Although it might take a few servings for a car to show signs of mint poisoning. Here are some of the signs that might help you identify a case of mint poisoning in cats:
- Gastrointestinal upset
- A faint scent of mint in the cat’s breath or hair coat
- Drooling or vomiting
- Weakness and pawning at the face
- Uncoordinated gait
The risk of mint toxicity is only a concern if the cat ingests the mint. However, skin contact as well as smelling the mint shouldn’t be a concern for you.
However, the problem with mint obsession is that cats may not be able to hold themselves from chewing on a few leaves
This can develop into a serious case of poisoning if the cat consumes large amounts. That’s why it’s generally recommended to keep your cat away if it’s heavily obsessed with mint.
[Related Article: Do Cats Like The Smell Of Apple Cider Vinegar?]
As previously mentioned, a few leaves shouldn’t be a huge concern for you.
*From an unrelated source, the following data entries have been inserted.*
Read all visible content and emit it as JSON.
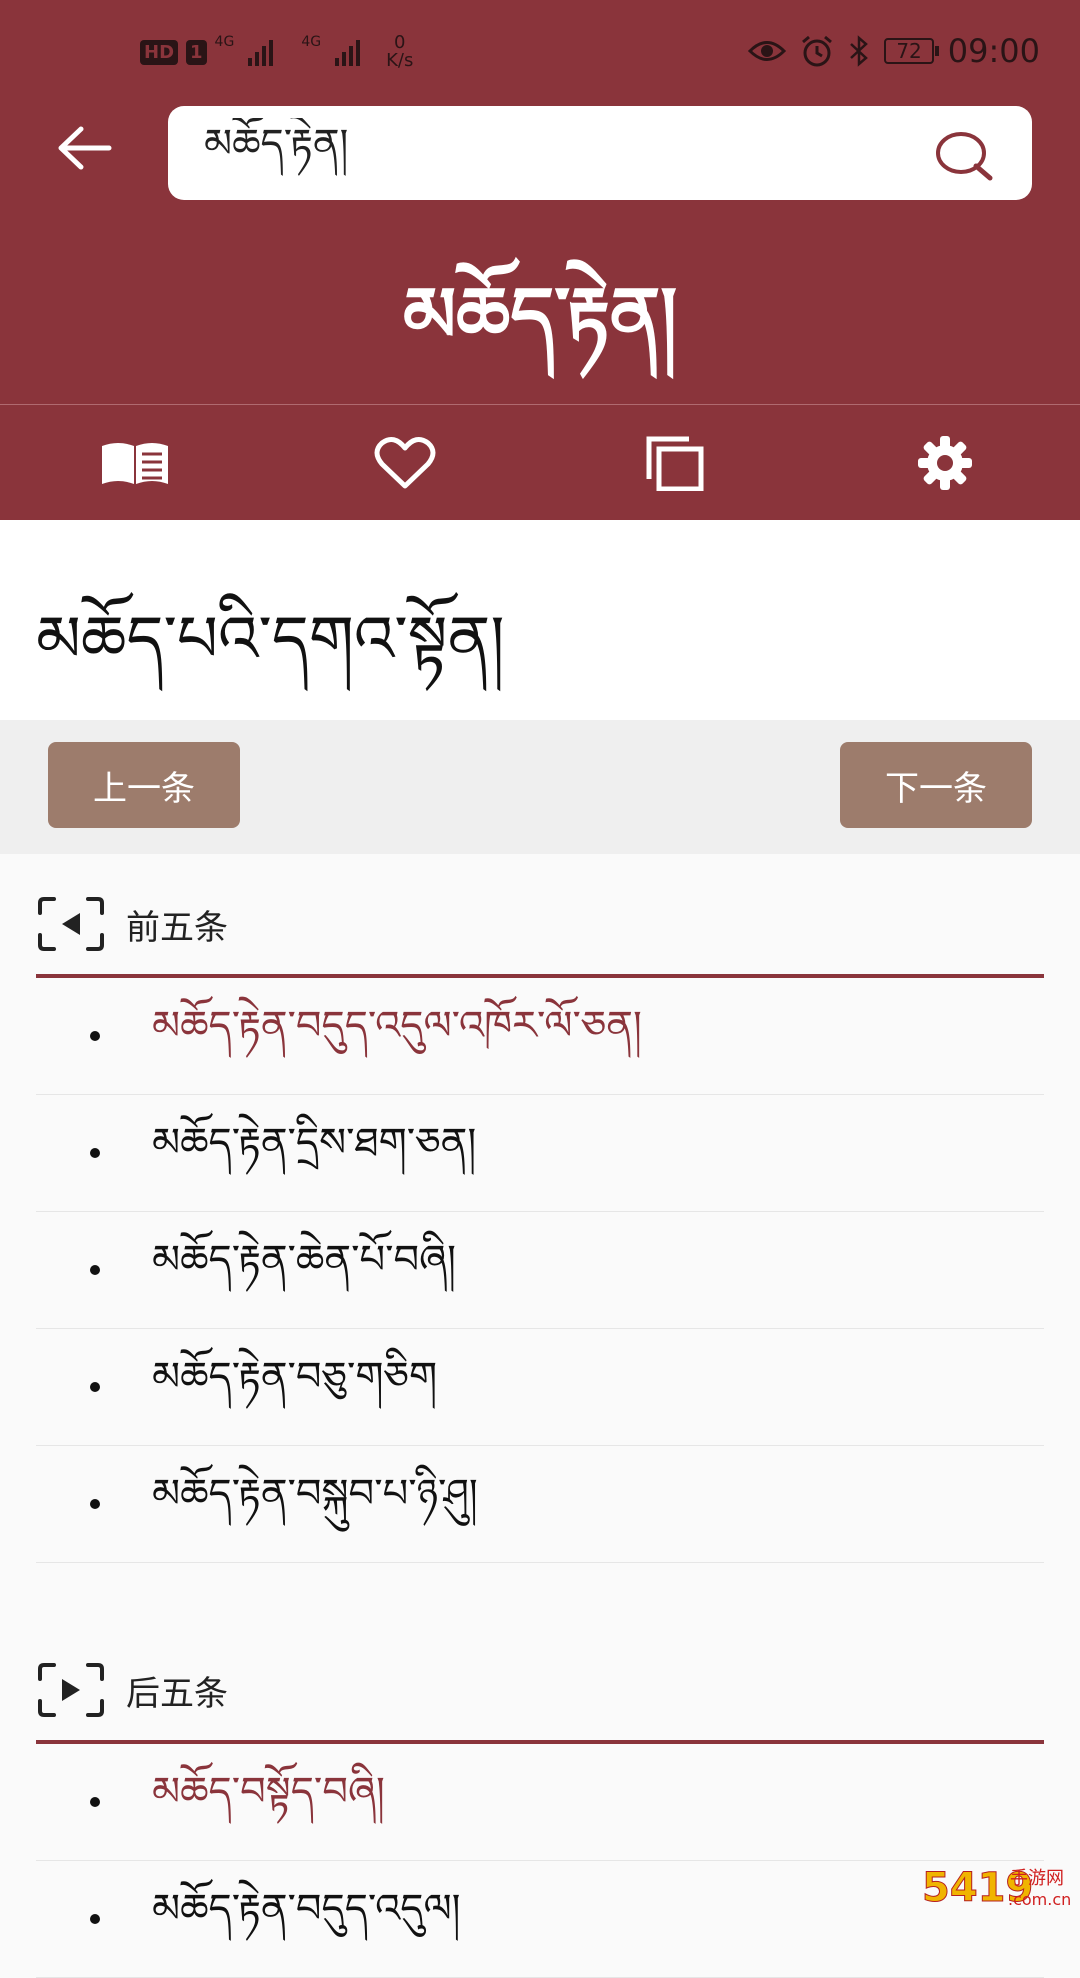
{
  "status_bar": {
    "hd": "HD",
    "sim": "1",
    "net1": "4G",
    "net2": "4G",
    "speed_value": "0",
    "speed_unit": "K/s",
    "battery": "72",
    "time": "09:00"
  },
  "search": {
    "query": "མཆོད་རྟེན།"
  },
  "word": {
    "title": "མཆོད་རྟེན།",
    "headword": "མཆོད་པའི་དགའ་སྟོན།"
  },
  "toolbar_icons": [
    "book-icon",
    "heart-icon",
    "copy-icon",
    "settings-icon"
  ],
  "navigation": {
    "prev_label": "上一条",
    "next_label": "下一条"
  },
  "previous_five": {
    "label": "前五条",
    "items": [
      "མཆོད་རྟེན་བདུད་འདུལ་འཁོར་ལོ་ཅན།",
      "མཆོད་རྟེན་དྲིས་ཐག་ཅན།",
      "མཆོད་རྟེན་ཆེན་པོ་བཞི།",
      "མཆོད་རྟེན་བཅུ་གཅིག",
      "མཆོད་རྟེན་བསྐུབ་པ་ཉི་ཤུ།"
    ]
  },
  "next_five": {
    "label": "后五条",
    "items": [
      "མཆོད་བསྟོད་བཞི།",
      "མཆོད་རྟེན་བདུད་འདུལ།"
    ]
  },
  "colors": {
    "brand": "#8a343b",
    "nav_button": "#9d7c6c",
    "accent_text": "#8a343b"
  },
  "watermark": {
    "text": "5419",
    "domain": "手游网",
    "suffix": ".com.cn"
  }
}
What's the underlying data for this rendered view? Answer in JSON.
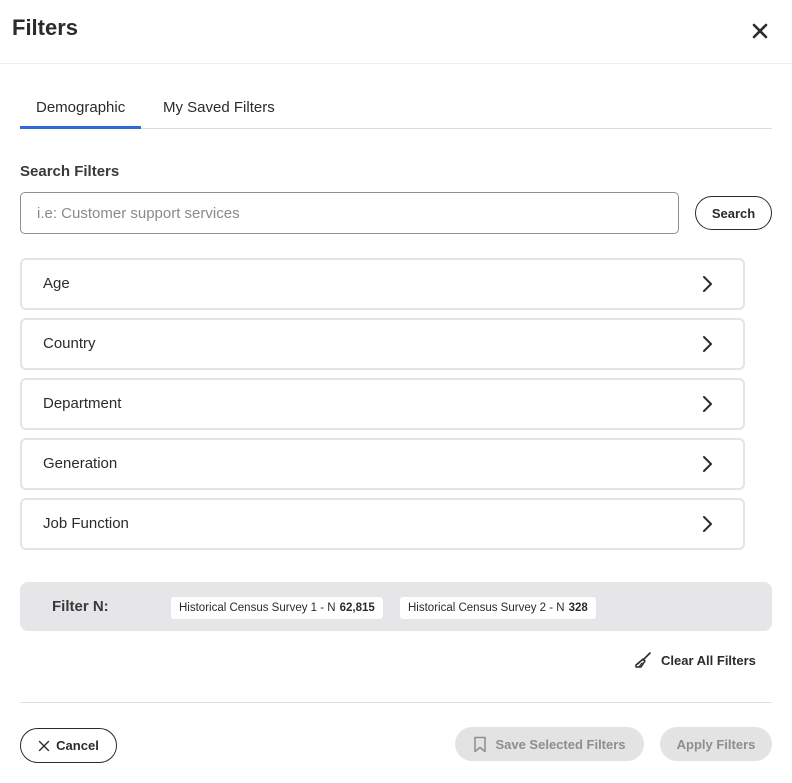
{
  "header": {
    "title": "Filters",
    "close_icon": "close-icon"
  },
  "tabs": [
    {
      "label": "Demographic",
      "active": true
    },
    {
      "label": "My Saved Filters",
      "active": false
    }
  ],
  "search": {
    "label": "Search Filters",
    "placeholder": "i.e: Customer support services",
    "value": "",
    "button_label": "Search"
  },
  "filters": [
    {
      "label": "Age"
    },
    {
      "label": "Country"
    },
    {
      "label": "Department"
    },
    {
      "label": "Generation"
    },
    {
      "label": "Job Function"
    }
  ],
  "filter_n": {
    "label": "Filter N:",
    "chips": [
      {
        "name": "Historical Census Survey 1 - N",
        "count": "62,815"
      },
      {
        "name": "Historical Census Survey 2 - N",
        "count": "328"
      }
    ]
  },
  "clear_all": {
    "label": "Clear All Filters",
    "icon": "broom-icon"
  },
  "footer": {
    "cancel_label": "Cancel",
    "save_label": "Save Selected Filters",
    "save_icon": "bookmark-icon",
    "apply_label": "Apply Filters"
  },
  "colors": {
    "accent": "#2f6bd8",
    "disabled_bg": "#e3e3e3",
    "disabled_text": "#8e8e8e",
    "filter_n_bg": "#e6e6e8"
  }
}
However, if your cat managed to eat a relatively large amount of mint, you should keep your eye out for any negative symptoms that the cat may develop in the next few hours.
If any of the mint poisoning symptoms start to show up, you should take your cat to the vet immediately to give them proper medical attention.
Some people might consider giving their cats a piece of mint-flavored gum if they notice that the cat has a bad breath.
However, vets and experts typically warn against feeding cats any mint-flavored products because the main ingredient for the mint flavor is concentrated menthol, which is the same reason why the plant is toxic in the first place.
Now that you know more about the toxicity of mint and mint-flavored products, here are some valuable tips to help you control your cat’s obsession with the fragrant herb:
Your cat won’t be sniffing around for minty stuff if they have the real thing within their grasp. Buying your cat some high-quality catnip is a sure-fire way to keep them off your mint-scented products and snacks.
Although smelling menthol shouldn’t be a problem for your cat, having the mint smell all over the house will make it quite difficult for you to control your cat’s attraction to mint.
For that reason, you should consider switching to other aromatic and cat-safe alternatives, such as chamomile and jasmine.
As you know, confusing mint for catnip is the main reason why your cat is so obsessed with the mint.
If you want your cat to stay calm and playful without using catnip, you’ll need to invest some time and money in quality toys and activities to keep your cat occupied.
A lot of us are huge fans of mint snacks and mint-flavored products. However, keeping these items within the cat’s reach might increase the chances that your cat has some alone time with the snack.
So, make sure that you keep the snacks in airtight sealing to keep them out of the cat’s reach. (cats have an excellent sense of smell, remember).
There you have it! A complete guide that walks you through all the necessary information that you need to know if your feline buddy is obsessed with mint and mint-scented products.
Although mint might seem like a harmless plant, it contains essential oils that are listed as toxic by the ASPCA, so you should keep it out of your cat’s reach and replace it with catnip.